From a psychiatrist’s perspective; lesions in our patient closely resembled hesitation cuts and DSH, generally seen in those with BPD. BPD is characterised by classical presentations of “a pervasive pattern of instability of interpersonal relationships, self-image, and affects, and marked impulsivity”10) with a central feature of emotional dysregulation.1) DSH noted in BPD patients form an important dimension of this disorder and constitutes the chief reason for treatment utilization in this patient population.1) Though termed “parasuicidal”, thus signifying a lack of intent, such behaviors could nevertheless be fatal or at least a source of significant morbidity for the patient as well as his/her family. Such behaviors have been attributed to the inherent tendency towards experiential avoidance, escape learning and impulsivity in these patients,1) and they require an assertive and active therapist. The demonstrated success of dialectical behavior therapy in managing BPD cases requires that they be identified at the earliest, before much damage has been incurred.11) DSH in DA, on other hand, is driven more by the underlying negative affect states, and cognitive-behavioral approach suits these patients more, within a passive yet empathetic psychiatrist-patient relationship. Differences also exist in the way these patients are managed pharmacologically. While stress and anxiety in DA would respond to SSRIs most of the time; they require extreme caution in BPD to avoid mood dysregulation and induced switch.12)

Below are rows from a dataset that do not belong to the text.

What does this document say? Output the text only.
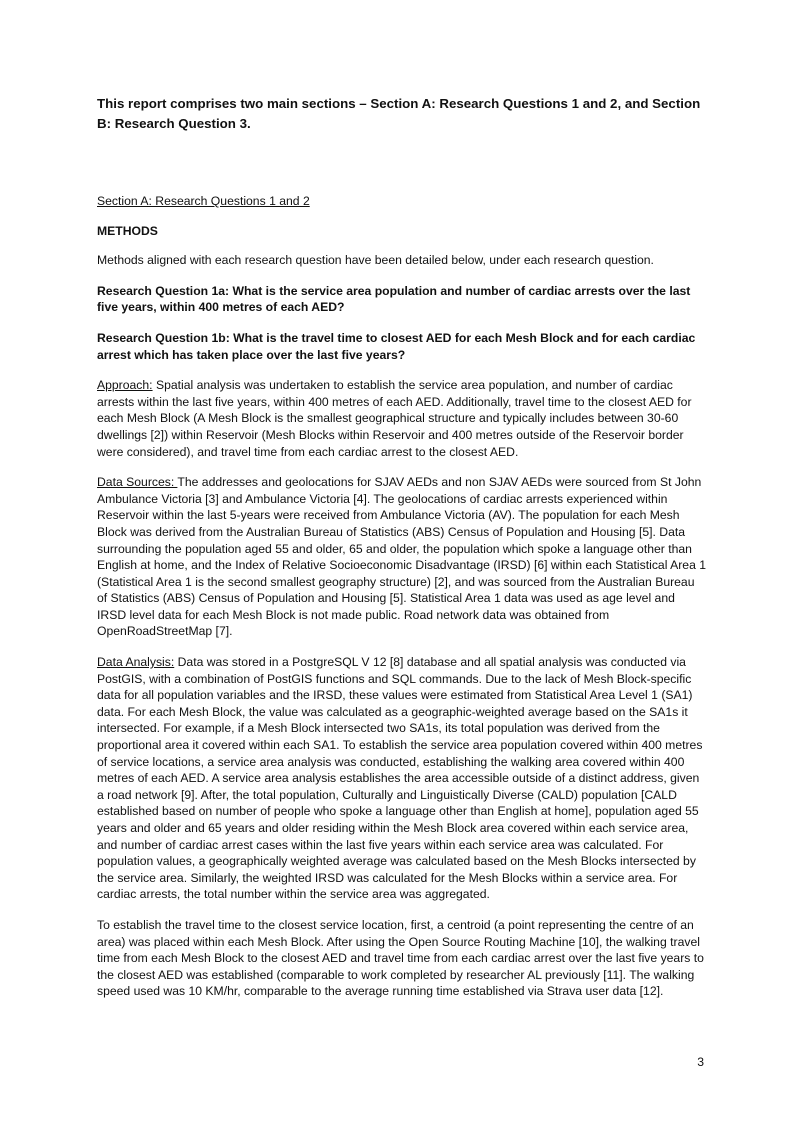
This report comprises two main sections – Section A: Research Questions 1 and 2, and Section B: Research Question 3.

Section A: Research Questions 1 and 2

METHODS

Methods aligned with each research question have been detailed below, under each research question.

Research Question 1a: What is the service area population and number of cardiac arrests over the last five years, within 400 metres of each AED?

Research Question 1b: What is the travel time to closest AED for each Mesh Block and for each cardiac arrest which has taken place over the last five years?

Approach: Spatial analysis was undertaken to establish the service area population, and number of cardiac arrests within the last five years, within 400 metres of each AED. Additionally, travel time to the closest AED for each Mesh Block (A Mesh Block is the smallest geographical structure and typically includes between 30-60 dwellings [2]) within Reservoir (Mesh Blocks within Reservoir and 400 metres outside of the Reservoir border were considered), and travel time from each cardiac arrest to the closest AED.

Data Sources: The addresses and geolocations for SJAV AEDs and non SJAV AEDs were sourced from St John Ambulance Victoria [3] and Ambulance Victoria [4]. The geolocations of cardiac arrests experienced within Reservoir within the last 5-years were received from Ambulance Victoria (AV). The population for each Mesh Block was derived from the Australian Bureau of Statistics (ABS) Census of Population and Housing [5]. Data surrounding the population aged 55 and older, 65 and older, the population which spoke a language other than English at home, and the Index of Relative Socioeconomic Disadvantage (IRSD) [6] within each Statistical Area 1 (Statistical Area 1 is the second smallest geography structure) [2], and was sourced from the Australian Bureau of Statistics (ABS) Census of Population and Housing [5]. Statistical Area 1 data was used as age level and IRSD level data for each Mesh Block is not made public. Road network data was obtained from OpenRoadStreetMap [7].

Data Analysis: Data was stored in a PostgreSQL V 12 [8] database and all spatial analysis was conducted via PostGIS, with a combination of PostGIS functions and SQL commands. Due to the lack of Mesh Block-specific data for all population variables and the IRSD, these values were estimated from Statistical Area Level 1 (SA1) data. For each Mesh Block, the value was calculated as a geographic-weighted average based on the SA1s it intersected. For example, if a Mesh Block intersected two SA1s, its total population was derived from the proportional area it covered within each SA1. To establish the service area population covered within 400 metres of service locations, a service area analysis was conducted, establishing the walking area covered within 400 metres of each AED. A service area analysis establishes the area accessible outside of a distinct address, given a road network [9]. After, the total population, Culturally and Linguistically Diverse (CALD) population [CALD established based on number of people who spoke a language other than English at home], population aged 55 years and older and 65 years and older residing within the Mesh Block area covered within each service area, and number of cardiac arrest cases within the last five years within each service area was calculated. For population values, a geographically weighted average was calculated based on the Mesh Blocks intersected by the service area. Similarly, the weighted IRSD was calculated for the Mesh Blocks within a service area. For cardiac arrests, the total number within the service area was aggregated.

To establish the travel time to the closest service location, first, a centroid (a point representing the centre of an area) was placed within each Mesh Block. After using the Open Source Routing Machine [10], the walking travel time from each Mesh Block to the closest AED and travel time from each cardiac arrest over the last five years to the closest AED was established (comparable to work completed by researcher AL previously [11]. The walking speed used was 10 KM/hr, comparable to the average running time established via Strava user data [12].

3
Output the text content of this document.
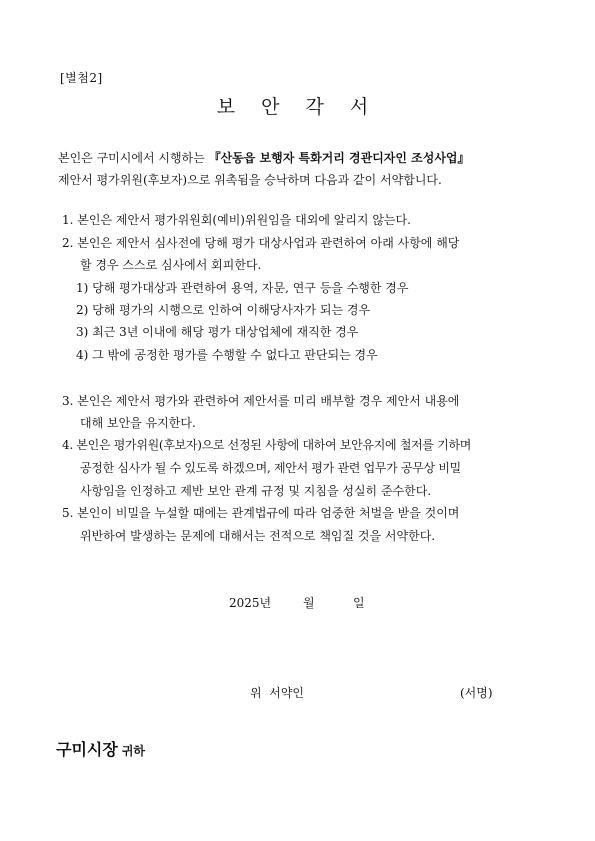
[별첨2]
보 안 각 서
본인은 구미시에서 시행하는 『산동읍 보행자 특화거리 경관디자인 조성사업』
제안서 평가위원(후보자)으로 위촉됨을 승낙하며 다음과 같이 서약합니다.
1. 본인은 제안서 평가위원회(예비)위원임을 대외에 알리지 않는다.
2. 본인은 제안서 심사전에 당해 평가 대상사업과 관련하여 아래 사항에 해당
할 경우 스스로 심사에서 회피한다.
1) 당해 평가대상과 관련하여 용역, 자문, 연구 등을 수행한 경우
2) 당해 평가의 시행으로 인하여 이해당사자가 되는 경우
3) 최근 3년 이내에 해당 평가 대상업체에 재직한 경우
4) 그 밖에 공정한 평가를 수행할 수 없다고 판단되는 경우
3. 본인은 제안서 평가와 관련하여 제안서를 미리 배부할 경우 제안서 내용에
대해 보안을 유지한다.
4. 본인은 평가위원(후보자)으로 선정된 사항에 대하여 보안유지에 철저를 기하며
공정한 심사가 될 수 있도록 하겠으며, 제안서 평가 관련 업무가 공무상 비밀
사항임을 인정하고 제반 보안 관계 규정 및 지침을 성실히 준수한다.
5. 본인이 비밀을 누설할 때에는 관계법규에 따라 엄중한 처벌을 받을 것이며
위반하여 발생하는 문제에 대해서는 전적으로 책임질 것을 서약한다.
2025년	월	일
위  서약인	(서명)
구미시장 귀하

In our patient we had carefully ruled out malingering and other major psychiatric conditions through detailed clinical and psychometric evaluations to arrive at a diagnosis of DA. This was important, both for prognostication as well as for proper management. Our case reiterates the utility of detailed evaluation of DSH in practise, a need for liaison with dermatology, for the psychiatrist to be open to possibilities and be ready to go beyond what is seen. If diagnosed in time, DA can have a good outcome.